Een belangrijk centrum in de verering van Adonis was Betlehem. De heilige Hiëronymus vermeldde dat in deze plaats Tammuz (Adonis), de geliefde van Venus (Aphrodite of Astarte) werd vereerd bij een heilig bos bij een grot, waar jaarlijks werd gerouwd om zijn dood. Zijn betekenis is in het Christendom overgegaan op Jezus. Adonis' moeder was de tempelmaagd Myrrh. In de rituelen voor Adonis werd geurende mirre gebrand als afrodisiacum; de doornige takken dienden misschien als zijn kroon van twijgen. Andere namen voor Myrrh waren Myrrhe of Myrrha, Miriam, Mariamna, Maria of Smyrna. Vele motieven in het verhaal van Jezus zijn direct te relateren aan de cultus van Adonis, zoals zijn aanspreektitel als 'Heer', zijn geboorte in een varkensstal, zijn geboorte uit een heilige tempelmaagd, het geschenk van onder andere mirre bij zijn geboorte etc. Een kribbe werd overigens wel opgevat als baarmoedersymbool. Het feest van de wederopstanding van Adonis viel op de datum waarop nu door christenen de wederopstanding van Christus wordt gevierd, tijdens de equinox.

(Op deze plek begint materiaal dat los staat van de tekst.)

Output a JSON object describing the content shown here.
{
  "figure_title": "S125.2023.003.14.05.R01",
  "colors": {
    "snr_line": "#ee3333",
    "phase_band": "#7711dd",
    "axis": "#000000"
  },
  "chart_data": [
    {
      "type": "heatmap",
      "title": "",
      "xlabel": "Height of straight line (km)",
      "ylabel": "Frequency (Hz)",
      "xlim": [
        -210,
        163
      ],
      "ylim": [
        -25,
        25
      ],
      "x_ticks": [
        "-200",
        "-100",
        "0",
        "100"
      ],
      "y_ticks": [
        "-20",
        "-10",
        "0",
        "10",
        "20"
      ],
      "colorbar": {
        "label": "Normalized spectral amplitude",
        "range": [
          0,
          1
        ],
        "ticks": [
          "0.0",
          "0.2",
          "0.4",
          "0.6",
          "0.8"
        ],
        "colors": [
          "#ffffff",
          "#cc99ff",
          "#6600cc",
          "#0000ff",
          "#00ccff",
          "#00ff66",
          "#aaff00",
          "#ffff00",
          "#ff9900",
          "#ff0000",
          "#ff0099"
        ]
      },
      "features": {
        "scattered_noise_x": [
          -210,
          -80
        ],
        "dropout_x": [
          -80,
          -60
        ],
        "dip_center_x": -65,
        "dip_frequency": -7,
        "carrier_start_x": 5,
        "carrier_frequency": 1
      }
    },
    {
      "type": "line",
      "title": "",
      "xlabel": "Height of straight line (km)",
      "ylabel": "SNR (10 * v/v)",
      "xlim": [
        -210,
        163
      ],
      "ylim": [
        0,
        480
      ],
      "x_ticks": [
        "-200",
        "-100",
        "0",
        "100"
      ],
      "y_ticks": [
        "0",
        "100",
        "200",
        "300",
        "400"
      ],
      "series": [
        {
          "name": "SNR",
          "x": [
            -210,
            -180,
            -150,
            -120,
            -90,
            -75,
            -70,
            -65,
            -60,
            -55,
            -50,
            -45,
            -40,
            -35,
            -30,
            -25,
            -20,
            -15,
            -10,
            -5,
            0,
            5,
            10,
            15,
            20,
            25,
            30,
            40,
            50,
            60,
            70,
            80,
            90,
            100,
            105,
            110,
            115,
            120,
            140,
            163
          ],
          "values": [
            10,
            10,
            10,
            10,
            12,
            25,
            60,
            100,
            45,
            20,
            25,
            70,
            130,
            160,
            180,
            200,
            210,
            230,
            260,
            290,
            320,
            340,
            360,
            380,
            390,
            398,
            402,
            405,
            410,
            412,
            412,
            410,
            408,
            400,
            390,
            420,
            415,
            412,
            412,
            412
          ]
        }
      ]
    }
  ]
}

Ook in de bijbelse geschiedenis van Mozes zijn motieven en namen te herkennen uit de mythe van Adonis, zoals drie vrouwen die een rol speelden bij zijn geboorte, waaronder Mirjam/Myrrhe/Maria, een rivier die in bloed verandert en een symbolische castratie.
Mirre was een attribuut van Jezus' moeder, en het speelde een rol in de ideeën over dood en wedergeboorte. Aan mirre werd tevens de kracht toegeschreven de menstruatie te kunnen opwekken. Vroege Christenen noemden Maria Myrrha van de Zee. Priesteressen van de dood werden wel myrrhophores genoemd, 'dragers van mirre'; deze titel werd ook wel gegeven aan de drie Maria's bij het kruis.


Allerheiligen. 1 november. Behoort sinds 835 tot de kerkelijke feesten.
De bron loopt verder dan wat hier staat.